Türk ulusal kimliği içinde yeralmak isteyen bütün etnik ve dinsel kimlikler doğal bir asimilasyon süreci içinde Türklerle kaynaştılar ve Türk ulusu sadece bir ırk temelinin dışında ortak bir kültür ve uygarlık temelinde oluşan yeni bir kimlik olarak ortaya çıktı.
Bu nedenle farklı kimliklerin özümlenmesine dayalı ulusal kimlik oluşumu toplumu bütünleştirici bir projeydi. Bu doğal süreci tersine çevirmeye çalışan bütün etnik hareketlerse sonuçta ırkçı bir yaklaşımın ürünüdürler.

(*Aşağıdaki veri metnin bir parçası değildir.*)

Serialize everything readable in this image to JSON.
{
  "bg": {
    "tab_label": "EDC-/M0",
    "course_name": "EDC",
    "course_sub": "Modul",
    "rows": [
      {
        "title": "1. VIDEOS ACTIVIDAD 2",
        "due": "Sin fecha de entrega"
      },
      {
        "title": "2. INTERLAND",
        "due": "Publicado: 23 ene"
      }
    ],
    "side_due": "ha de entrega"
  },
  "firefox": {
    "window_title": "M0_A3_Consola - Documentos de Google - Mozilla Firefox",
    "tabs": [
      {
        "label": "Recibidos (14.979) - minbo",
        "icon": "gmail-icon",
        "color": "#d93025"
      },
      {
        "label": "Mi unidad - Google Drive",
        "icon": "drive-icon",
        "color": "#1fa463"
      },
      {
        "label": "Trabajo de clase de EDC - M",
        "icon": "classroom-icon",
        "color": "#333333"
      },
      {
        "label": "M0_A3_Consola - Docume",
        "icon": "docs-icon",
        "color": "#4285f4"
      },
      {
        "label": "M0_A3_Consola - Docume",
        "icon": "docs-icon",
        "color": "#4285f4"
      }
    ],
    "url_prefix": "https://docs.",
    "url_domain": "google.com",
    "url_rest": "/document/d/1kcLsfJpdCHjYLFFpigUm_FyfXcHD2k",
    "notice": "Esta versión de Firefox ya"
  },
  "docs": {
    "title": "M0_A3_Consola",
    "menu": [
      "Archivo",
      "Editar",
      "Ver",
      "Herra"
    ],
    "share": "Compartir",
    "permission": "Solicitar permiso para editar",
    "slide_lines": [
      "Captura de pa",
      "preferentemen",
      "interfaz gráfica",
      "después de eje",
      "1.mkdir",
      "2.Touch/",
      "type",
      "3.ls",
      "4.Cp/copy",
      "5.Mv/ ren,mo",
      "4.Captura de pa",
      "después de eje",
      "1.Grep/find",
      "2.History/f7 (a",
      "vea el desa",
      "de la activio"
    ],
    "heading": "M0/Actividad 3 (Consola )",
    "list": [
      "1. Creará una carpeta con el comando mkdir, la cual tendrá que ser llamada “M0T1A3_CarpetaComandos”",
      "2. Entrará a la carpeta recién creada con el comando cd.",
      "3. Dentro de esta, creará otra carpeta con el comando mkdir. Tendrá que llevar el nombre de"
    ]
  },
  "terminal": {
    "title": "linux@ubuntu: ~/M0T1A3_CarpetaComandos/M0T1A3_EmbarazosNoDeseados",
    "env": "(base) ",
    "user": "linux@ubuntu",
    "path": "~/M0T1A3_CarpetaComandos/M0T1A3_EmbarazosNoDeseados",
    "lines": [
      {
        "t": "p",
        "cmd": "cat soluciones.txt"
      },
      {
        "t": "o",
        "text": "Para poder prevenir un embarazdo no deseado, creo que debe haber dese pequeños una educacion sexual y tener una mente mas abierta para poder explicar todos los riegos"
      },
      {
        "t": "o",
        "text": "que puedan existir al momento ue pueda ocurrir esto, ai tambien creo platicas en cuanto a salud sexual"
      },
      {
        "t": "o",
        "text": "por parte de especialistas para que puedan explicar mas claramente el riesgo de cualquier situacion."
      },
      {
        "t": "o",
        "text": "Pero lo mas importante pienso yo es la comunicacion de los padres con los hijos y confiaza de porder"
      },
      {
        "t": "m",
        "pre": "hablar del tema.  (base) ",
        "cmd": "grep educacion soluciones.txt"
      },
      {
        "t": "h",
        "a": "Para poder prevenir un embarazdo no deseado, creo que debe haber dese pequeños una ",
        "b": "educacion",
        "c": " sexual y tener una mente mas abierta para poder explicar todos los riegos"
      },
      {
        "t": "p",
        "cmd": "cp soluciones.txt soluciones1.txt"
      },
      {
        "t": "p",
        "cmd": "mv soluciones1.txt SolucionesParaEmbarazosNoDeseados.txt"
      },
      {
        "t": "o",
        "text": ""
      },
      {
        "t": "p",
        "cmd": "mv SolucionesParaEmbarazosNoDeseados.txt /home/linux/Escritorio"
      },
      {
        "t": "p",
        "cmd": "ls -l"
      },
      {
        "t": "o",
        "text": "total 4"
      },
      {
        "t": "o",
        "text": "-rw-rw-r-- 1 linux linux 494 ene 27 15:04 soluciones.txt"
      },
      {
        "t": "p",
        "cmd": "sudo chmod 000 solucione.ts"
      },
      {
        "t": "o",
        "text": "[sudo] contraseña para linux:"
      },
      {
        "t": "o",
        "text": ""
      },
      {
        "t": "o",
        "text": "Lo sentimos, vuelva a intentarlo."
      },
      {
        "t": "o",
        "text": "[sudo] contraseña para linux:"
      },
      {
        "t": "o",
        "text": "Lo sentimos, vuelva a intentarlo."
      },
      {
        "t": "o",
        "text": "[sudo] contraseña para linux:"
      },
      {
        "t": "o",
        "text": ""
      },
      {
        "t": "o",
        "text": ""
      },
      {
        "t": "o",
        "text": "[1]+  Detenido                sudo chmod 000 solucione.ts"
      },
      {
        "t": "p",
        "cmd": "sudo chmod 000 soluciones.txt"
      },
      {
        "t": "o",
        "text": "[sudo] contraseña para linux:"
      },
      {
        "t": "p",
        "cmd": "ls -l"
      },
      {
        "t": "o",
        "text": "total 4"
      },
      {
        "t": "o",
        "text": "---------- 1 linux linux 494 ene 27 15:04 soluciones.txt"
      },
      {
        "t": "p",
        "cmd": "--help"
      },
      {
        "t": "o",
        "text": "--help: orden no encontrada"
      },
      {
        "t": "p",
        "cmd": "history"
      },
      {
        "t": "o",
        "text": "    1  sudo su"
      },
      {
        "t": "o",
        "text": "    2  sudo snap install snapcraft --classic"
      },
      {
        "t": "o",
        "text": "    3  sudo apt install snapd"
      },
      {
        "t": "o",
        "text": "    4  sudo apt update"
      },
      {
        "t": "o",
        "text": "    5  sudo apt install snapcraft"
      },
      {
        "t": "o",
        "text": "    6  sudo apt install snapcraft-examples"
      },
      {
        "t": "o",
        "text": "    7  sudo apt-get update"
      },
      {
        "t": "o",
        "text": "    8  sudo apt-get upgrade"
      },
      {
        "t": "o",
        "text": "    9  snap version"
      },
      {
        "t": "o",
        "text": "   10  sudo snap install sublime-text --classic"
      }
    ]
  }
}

Mozaikçilik ve Türkiyelilik
Kürt kimliğinin yaratılması ve Kürt azınlık yaratma süreci içinde Türk kimliğinin yokedilmesine yönelik operasyonun bir ayağı da ulusal bir kimlik tarifi yerine mozaik kavramının yerleştirilmesi oldu. Bu aslında Osmanlı’yı parçalayan Wilsoncu tezlerin bir kez daha ortaya çıkmasından başka bir şey değildi.
Türkiye’de Türk kimliği dışındaki her tür etnik ve dinsel kimliğin kültürel bir zenginlik olarak tanıtıldığı mozaikçilik, Türkiye’de toplumsal uzlaşmayı engellediği iddia edilen Türk milliyetçiliğinin alternatifi olarak kondu.
Kültürel çeşitliliğin toplumsal yapıyı kaynaştırmak yerine ayrıştırdığı ezilen dünyadaki etnik bölünme örnekleri düşünüldüğünde rahatlıkla görülebilir.
Ancak Türkiye’de kimlik tartışmasının açılmasıyla birlikte ortaya çıkan mozaik toplum teorisi bölücü terörle birleştiğinde Türk kimliğinin bugün büyük ölçüde yıkıma uğratıldığını görüyoruz.
Tek bir Türk kimliği yerine farklı etnik kimliklerin tanınması yoluyla toplumsal uzlaşmanın sağlanacağı tezinin bugünkü uygulamasını ise Türkiyelilik kavramında görüyoruz. Türkiyelilik mozaik toplum teorisinin bir başka biçimde ifadesidir.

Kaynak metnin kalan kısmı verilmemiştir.